2. The report provides detailed capital costs breakdown out to 2030, covering renewable generation, gas generation and interconnection infrastructure out to 2030. Costs range from £170bn to £216bn, depending on ambitions to reduce energy demand; these capital costs are based on the latest studies that were prepared this year by Mott Macdonald for the CCC and by Arup for DECC. WWF’s report goes much further than the capital costs forecasts of recent major UK reports such as the CCC's Renewable Energy Review and Ofgem's Project Discovery, which did not look beyond 2020/2025.
3. The Government's Offshore Valuation Report shows that the levelised costs of offshore wind could decrease to around £70-£80/MWh by 2030 (compared to £140-£150/MWh today), whilst Siemens recently stated that offshore wind could be fully cost competitive globally between 2020 and 2025. The Offshore Valuation Report also found that using just one third of the UK's wind, wave and tidal resource could: unlock the electricity equivalent of 1 billion barrels of oil a year (matching North Sea oil and gas production); give CO2 reductions of 1.1 billion tonnes by 2050; and create 145,000 new UK jobs.

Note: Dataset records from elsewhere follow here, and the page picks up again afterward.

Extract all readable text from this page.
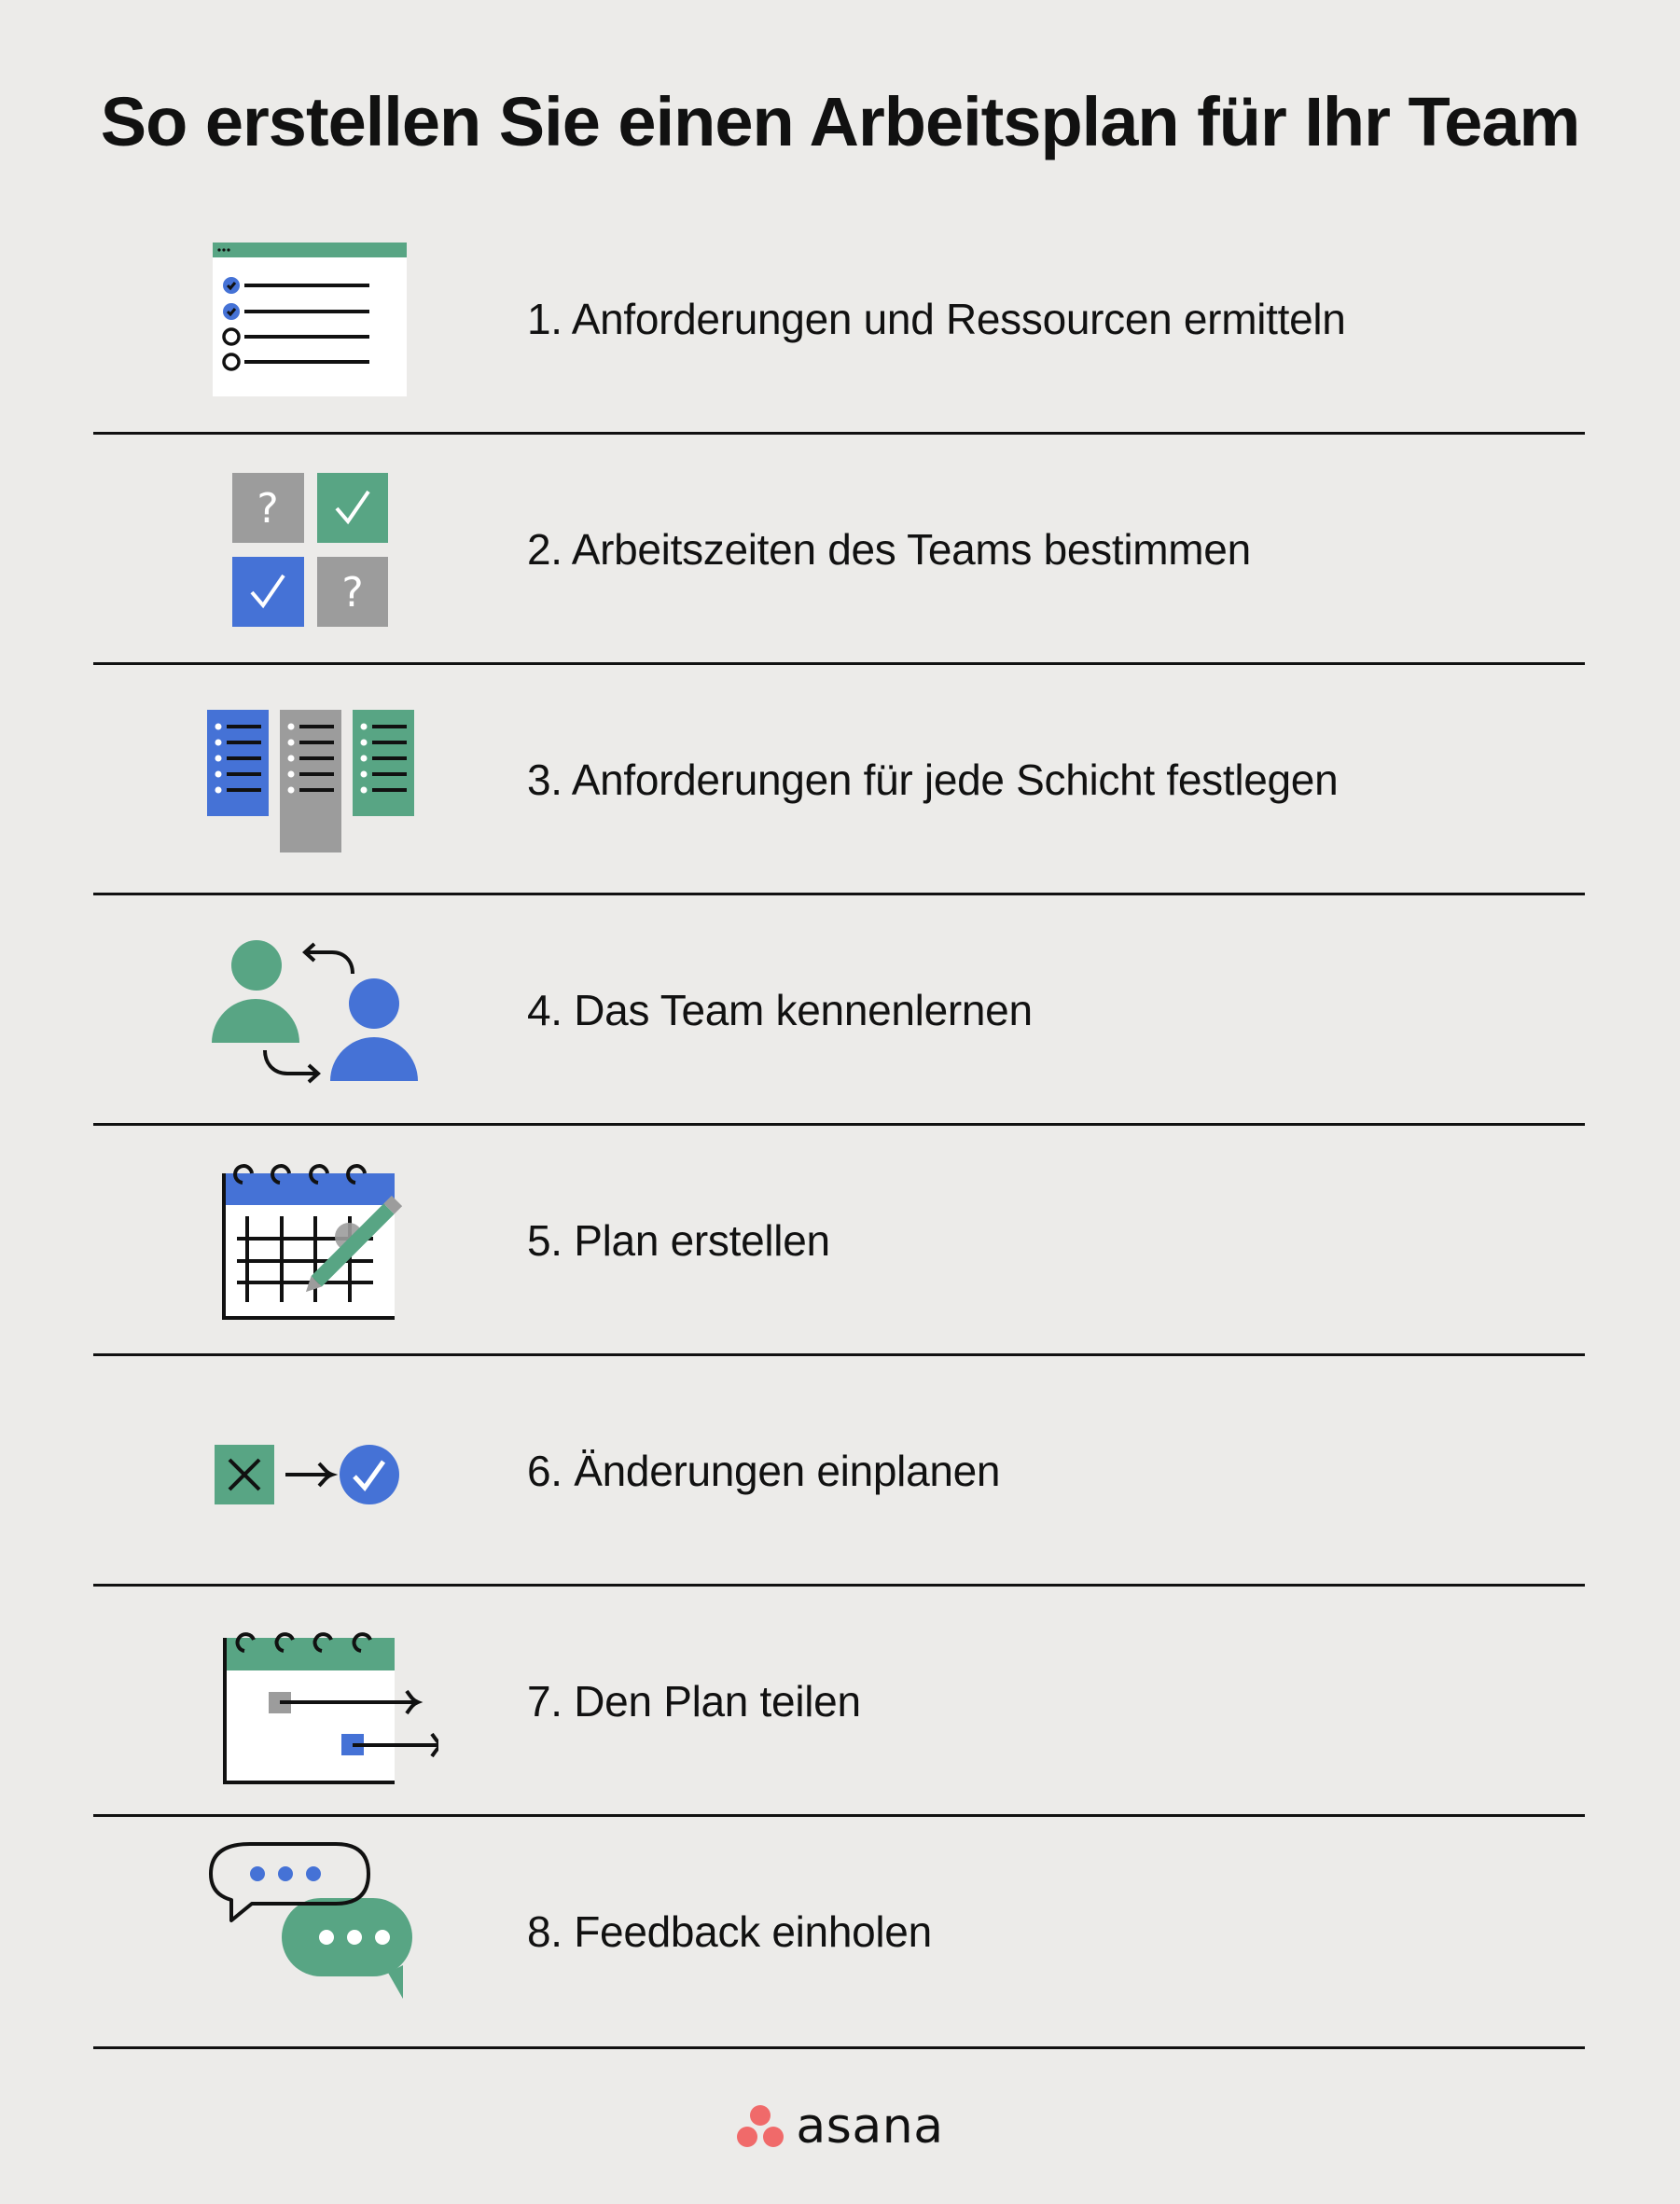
So erstellen Sie einen Arbeitsplan für Ihr Team
1. Anforderungen und Ressourcen ermitteln
?
?
2. Arbeitszeiten des Teams bestimmen
3. Anforderungen für jede Schicht festlegen
4. Das Team kennenlernen
5. Plan erstellen
6. Änderungen einplanen
7. Den Plan teilen
8. Feedback einholen
asana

4. The CCC's Renewable Energy Review estimated that the costs of meeting the 2020 Renewable Energy Target would result in a 4% increase in household energy bills, all of which could be offset by the 14% reduction in energy demand in households by 2020. The UK Energy Research Centre (UKERC) say that demand could be cut by 50% by 2050 in homes and transport and energy efficiency measures could reduce decarbonisation costs by up to £70bn by 2050. The European Climate Foundation (ECF) Roadmap 2050 says that energy efficiency measures could save the construction of 440 mid-sized coal power stations in Europe by 2050.
5. The potential for job creation in the UK’s renewable sector is enormous: Renewable UK believes that the offshore wind and marine renewable sectors alone could create from 44,000 to 115,000 jobs in the UK by 2021 link; a Carbon Trust report on marine renewables found that the UK could capture 22% of the global accessible market in wave and tidal stream technologies which could create 68,000 jobs in the UK link; and the European Renewable Energy Council have said that, if the EU was to aim for a 45% renewable energy target by 2030, this could create up to 4.4 million jobs in the EU’s renewable energy sector by that date link.